Otrzymaliśmy informację iż powinniśmy wyeliminować z pensjonatu osoby nieposiadające decyzji administracyjnej. Każda osoba która trafia to naszego schroniska, stara się o taką decyzję, jednak ze względów niezależnych od niej nie otrzymuje jej. Głównym problemem jest ostatni stały meldunek, ale także nie mieszczenie się w definicji osoby bezdomnej oraz zapisy prawne mówiące o tym, że ludzie czekający na Dom Pomocy Społecznej powyżej 4 miesięcy nie powinni być w naszej placówce
- wyjaśnia dyrektorka Kamiliańskiej Misji Pomocy Społecznej.
Jak zaznacza, absurd obowiązującego przepisu polega na tym, że pomoc świadczona w Warszawie należy się bezdomnym pochodzącym z Warszawy. W rzeczywistości w stolicy przebywają jednak osoby potrzebujące z różnych części Polski.
W skrócie mówiąc, podchodząc do człowieka na ławce w parku powinnam od razu zapytać o meldunek. Jeśli nie jest to meldunek warszawski, to po prostu bez skrupułów zostawić go tam.
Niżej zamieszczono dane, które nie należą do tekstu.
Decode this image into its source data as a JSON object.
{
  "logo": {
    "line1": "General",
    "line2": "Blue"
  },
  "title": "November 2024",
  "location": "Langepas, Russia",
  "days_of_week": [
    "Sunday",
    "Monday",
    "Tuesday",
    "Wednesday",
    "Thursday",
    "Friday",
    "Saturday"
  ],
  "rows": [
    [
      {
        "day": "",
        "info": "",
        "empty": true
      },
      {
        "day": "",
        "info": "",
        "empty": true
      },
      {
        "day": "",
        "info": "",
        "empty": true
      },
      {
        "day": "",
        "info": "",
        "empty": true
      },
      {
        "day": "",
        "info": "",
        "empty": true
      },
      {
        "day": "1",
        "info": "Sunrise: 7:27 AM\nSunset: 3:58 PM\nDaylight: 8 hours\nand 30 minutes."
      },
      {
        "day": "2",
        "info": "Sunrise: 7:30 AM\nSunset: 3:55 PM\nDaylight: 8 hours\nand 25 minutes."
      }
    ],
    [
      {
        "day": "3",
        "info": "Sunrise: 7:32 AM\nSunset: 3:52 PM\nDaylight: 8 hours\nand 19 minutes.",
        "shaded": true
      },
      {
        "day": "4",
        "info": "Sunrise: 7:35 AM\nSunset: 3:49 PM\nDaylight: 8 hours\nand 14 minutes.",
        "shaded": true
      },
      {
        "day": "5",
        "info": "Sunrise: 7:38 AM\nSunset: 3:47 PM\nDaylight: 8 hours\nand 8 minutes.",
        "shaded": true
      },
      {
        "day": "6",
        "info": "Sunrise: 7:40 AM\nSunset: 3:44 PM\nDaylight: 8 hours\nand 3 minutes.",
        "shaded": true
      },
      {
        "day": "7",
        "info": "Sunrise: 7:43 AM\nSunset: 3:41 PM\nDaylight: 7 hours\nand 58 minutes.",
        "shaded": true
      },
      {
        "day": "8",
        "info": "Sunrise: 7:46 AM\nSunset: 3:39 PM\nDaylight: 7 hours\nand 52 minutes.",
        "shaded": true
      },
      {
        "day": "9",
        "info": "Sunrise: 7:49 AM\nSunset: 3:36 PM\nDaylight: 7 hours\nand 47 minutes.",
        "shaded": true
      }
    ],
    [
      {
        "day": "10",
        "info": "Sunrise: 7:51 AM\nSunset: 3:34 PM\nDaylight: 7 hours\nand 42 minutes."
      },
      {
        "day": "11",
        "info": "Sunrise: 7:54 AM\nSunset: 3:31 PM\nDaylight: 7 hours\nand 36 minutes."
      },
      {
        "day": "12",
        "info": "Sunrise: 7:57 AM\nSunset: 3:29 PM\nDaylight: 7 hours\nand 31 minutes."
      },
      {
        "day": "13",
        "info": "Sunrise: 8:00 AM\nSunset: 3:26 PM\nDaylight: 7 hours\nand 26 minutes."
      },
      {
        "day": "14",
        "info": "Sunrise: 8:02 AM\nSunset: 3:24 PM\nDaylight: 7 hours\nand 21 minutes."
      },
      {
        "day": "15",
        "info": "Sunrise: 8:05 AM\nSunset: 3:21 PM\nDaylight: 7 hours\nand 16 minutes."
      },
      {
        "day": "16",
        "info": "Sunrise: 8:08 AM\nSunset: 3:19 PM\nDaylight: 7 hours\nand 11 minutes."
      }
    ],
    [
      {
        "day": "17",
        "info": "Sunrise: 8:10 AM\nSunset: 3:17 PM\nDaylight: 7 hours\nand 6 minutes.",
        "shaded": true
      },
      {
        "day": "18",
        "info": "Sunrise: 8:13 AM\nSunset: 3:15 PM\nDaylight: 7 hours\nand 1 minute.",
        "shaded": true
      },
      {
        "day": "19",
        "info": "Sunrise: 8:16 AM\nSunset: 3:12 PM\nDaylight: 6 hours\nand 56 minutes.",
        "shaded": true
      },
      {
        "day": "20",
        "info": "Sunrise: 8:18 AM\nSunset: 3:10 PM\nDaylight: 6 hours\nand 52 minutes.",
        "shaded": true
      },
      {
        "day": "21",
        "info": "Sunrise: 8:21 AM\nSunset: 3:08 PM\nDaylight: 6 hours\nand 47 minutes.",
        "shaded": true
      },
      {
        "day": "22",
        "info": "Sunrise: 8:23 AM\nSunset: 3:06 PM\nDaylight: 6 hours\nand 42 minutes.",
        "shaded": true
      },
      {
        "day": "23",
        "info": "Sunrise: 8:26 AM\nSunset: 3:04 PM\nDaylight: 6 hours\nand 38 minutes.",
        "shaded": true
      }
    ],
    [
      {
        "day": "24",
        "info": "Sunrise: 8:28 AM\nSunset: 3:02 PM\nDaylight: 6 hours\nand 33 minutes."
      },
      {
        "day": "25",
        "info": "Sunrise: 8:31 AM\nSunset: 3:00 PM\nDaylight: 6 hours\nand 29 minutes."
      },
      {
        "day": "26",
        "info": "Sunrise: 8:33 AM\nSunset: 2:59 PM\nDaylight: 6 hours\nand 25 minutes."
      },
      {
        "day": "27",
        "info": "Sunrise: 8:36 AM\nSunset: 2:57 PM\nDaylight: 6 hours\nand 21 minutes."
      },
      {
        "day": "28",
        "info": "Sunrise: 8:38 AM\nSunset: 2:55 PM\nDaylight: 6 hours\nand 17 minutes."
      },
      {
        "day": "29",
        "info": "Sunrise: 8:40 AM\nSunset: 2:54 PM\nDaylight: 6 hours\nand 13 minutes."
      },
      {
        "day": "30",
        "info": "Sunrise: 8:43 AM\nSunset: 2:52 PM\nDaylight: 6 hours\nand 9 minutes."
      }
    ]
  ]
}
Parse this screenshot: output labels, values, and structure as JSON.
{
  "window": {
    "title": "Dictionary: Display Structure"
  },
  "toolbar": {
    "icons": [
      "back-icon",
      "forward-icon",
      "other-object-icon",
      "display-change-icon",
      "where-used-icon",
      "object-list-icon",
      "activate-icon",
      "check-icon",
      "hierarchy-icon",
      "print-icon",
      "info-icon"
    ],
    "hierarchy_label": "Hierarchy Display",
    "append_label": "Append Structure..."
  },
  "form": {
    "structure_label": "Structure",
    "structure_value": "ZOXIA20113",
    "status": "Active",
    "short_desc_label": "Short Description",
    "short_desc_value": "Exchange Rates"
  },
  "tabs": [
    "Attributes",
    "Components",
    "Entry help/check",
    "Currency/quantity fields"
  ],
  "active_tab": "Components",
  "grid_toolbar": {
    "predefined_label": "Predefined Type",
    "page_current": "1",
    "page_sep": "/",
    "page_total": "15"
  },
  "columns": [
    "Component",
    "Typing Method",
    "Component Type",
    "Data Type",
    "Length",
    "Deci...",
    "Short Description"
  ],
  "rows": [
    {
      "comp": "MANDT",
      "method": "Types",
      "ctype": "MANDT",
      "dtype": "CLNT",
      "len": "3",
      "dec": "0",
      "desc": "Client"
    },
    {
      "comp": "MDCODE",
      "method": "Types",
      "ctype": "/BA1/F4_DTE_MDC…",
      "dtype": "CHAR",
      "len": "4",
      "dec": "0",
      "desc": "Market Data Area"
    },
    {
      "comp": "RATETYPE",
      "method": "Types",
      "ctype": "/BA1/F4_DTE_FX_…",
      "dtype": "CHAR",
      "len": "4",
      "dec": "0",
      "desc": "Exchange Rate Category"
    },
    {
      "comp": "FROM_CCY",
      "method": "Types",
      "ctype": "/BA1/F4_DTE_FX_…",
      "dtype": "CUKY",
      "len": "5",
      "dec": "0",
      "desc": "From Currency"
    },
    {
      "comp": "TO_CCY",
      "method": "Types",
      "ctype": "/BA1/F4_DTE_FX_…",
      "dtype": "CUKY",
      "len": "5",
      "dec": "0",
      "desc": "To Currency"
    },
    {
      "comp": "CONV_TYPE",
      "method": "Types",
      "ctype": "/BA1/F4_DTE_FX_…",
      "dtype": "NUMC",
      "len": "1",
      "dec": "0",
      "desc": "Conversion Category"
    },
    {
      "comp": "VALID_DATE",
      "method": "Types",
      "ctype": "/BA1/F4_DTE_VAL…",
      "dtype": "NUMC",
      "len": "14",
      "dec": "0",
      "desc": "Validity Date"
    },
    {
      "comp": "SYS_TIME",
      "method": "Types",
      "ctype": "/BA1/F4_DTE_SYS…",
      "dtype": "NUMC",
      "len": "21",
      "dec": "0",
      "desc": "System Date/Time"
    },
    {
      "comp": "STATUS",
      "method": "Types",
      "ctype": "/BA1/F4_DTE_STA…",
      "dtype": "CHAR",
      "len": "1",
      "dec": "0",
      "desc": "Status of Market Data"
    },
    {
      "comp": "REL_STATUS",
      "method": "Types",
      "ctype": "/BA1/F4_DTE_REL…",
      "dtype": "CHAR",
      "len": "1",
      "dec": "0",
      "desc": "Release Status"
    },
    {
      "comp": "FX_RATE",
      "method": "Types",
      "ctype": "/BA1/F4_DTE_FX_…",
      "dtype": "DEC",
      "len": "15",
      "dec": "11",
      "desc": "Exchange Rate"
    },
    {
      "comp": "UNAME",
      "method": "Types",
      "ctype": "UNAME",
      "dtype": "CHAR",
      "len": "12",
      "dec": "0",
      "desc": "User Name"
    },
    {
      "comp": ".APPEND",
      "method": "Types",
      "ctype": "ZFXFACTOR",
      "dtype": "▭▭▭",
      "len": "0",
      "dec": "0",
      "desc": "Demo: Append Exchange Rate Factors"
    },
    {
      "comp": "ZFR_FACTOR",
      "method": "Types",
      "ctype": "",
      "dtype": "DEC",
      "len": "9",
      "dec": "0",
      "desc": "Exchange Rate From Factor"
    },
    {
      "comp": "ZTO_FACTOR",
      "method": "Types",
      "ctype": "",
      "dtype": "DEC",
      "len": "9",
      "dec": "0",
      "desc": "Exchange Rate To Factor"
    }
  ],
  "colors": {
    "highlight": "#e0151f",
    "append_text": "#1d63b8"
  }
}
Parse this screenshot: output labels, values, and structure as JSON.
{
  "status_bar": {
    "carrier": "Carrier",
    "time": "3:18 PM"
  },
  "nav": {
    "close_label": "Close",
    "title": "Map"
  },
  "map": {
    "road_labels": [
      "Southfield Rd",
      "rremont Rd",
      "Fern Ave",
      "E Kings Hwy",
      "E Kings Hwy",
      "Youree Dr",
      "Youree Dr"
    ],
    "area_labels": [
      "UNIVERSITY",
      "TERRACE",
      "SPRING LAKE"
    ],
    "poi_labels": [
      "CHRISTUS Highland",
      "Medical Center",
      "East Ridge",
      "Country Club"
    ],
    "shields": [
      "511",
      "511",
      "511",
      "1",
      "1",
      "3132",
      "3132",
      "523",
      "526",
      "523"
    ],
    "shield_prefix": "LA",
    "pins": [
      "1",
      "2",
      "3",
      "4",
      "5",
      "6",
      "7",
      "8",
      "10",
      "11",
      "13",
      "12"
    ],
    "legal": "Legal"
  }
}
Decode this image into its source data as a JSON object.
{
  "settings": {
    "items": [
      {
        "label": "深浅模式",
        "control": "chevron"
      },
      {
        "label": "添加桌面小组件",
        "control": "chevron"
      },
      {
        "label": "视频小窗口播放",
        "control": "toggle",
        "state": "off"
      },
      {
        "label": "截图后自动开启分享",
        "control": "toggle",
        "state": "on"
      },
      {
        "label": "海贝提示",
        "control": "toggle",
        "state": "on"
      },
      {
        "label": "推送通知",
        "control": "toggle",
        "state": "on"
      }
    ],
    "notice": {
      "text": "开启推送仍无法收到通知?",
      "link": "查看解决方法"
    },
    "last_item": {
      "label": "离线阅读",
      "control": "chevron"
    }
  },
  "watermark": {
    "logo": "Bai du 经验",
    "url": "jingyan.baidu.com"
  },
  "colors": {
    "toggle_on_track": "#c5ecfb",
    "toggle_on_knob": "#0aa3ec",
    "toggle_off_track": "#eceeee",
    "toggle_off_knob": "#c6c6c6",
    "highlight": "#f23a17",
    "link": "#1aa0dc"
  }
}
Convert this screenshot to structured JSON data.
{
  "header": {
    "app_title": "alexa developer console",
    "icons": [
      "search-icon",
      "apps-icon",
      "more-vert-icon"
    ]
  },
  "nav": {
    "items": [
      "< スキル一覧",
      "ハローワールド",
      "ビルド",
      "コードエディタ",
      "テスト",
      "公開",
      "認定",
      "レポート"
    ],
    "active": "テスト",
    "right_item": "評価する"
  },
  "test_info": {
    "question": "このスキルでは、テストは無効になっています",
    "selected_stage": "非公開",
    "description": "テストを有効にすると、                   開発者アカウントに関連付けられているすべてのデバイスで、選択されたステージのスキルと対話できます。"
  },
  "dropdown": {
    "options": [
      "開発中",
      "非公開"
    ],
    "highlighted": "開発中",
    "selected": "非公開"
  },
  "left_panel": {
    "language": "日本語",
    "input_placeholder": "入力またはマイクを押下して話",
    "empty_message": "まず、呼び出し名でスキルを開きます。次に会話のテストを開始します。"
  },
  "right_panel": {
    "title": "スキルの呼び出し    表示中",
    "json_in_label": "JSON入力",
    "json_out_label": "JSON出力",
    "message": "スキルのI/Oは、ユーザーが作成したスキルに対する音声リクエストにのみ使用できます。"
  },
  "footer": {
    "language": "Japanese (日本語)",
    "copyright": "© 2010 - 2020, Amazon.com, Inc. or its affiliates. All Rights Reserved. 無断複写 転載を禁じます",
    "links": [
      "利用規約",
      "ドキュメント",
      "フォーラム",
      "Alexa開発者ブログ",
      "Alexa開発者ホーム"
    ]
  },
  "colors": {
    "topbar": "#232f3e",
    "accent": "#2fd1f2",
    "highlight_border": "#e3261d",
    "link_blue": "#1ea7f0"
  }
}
Każda z osób w kryzysie bezdomności to odrębna trudna historia życia ale i skomplikowana sytuacja prawna i zdrowotna której z ulicy nie da się rozwiązać
- podkreśla.
Wśród osób, którym grozi eksmisja z ośrodka, jest między innymi Paweł Ilecki, o którym zrobiło się głośno kilka lat temu, gdy - mimo swojej bezdomności - zaczął pisać doktorat na Uniwersytecie Warszawskim. Mężczyzna działa na rzecz tego, żeby zmienić postrzeganie osób bezdomnych, a wywiad z nim można przeczytać TUTAJ.
"Gdyby miasto stołeczne Warszawa zawarło porozumienie z ich ostatnim stałym meldunkiem, to gminy ich chętnie zwróciły by koszty, jakie ponosi stolica. Niestety polityka obecnego dyrektora Biura Pomocy i Projektów Społecznych tego nie przewiduje" - pisze dyrektorka Kamiliańskiej Pomocy Społecznej.
Do sprawy odniosło się na Facebooku Biura Pomocy i Projektów Społecznych, które wcześniej wysłało do ośrodku pismo z informacją o konieczności wysiedlenia z ośrodka osób bez stosownych decyzji administracyjnych. Urzędnicy zapewniają, że są gotowi na dialog.
"Szukamy rozwiązań, piszemy do Wojewody i Ministerstwa w sprawie trudnych sytuacji osób z ostatnim meldunkiem pozawarszawskim - dopóki nie ma zmian - postępowania dotyczące umieszczania osób w schroniskach są przeprowadzane zgodnie z obowiązującymi przepisami m.in. dotyczącymi konieczności zapewnienia schronienia przez Gminę ostatniego meldunku na pobyt stały" - napisali przedstawiciele urzędu. Jak podkreślili, są gotowi na rozmowy z przedstawicielami ośrodka. Zarzucili też Adrianie Porowskiej brak współpracy. Ta z kolei podkreśla, że zanim nie nagłośniła sprawy, nikt nie chciał z nią rozmawiać. Spotkanie dwóch stron ma się odbyć jeszcze w tym tygodniu.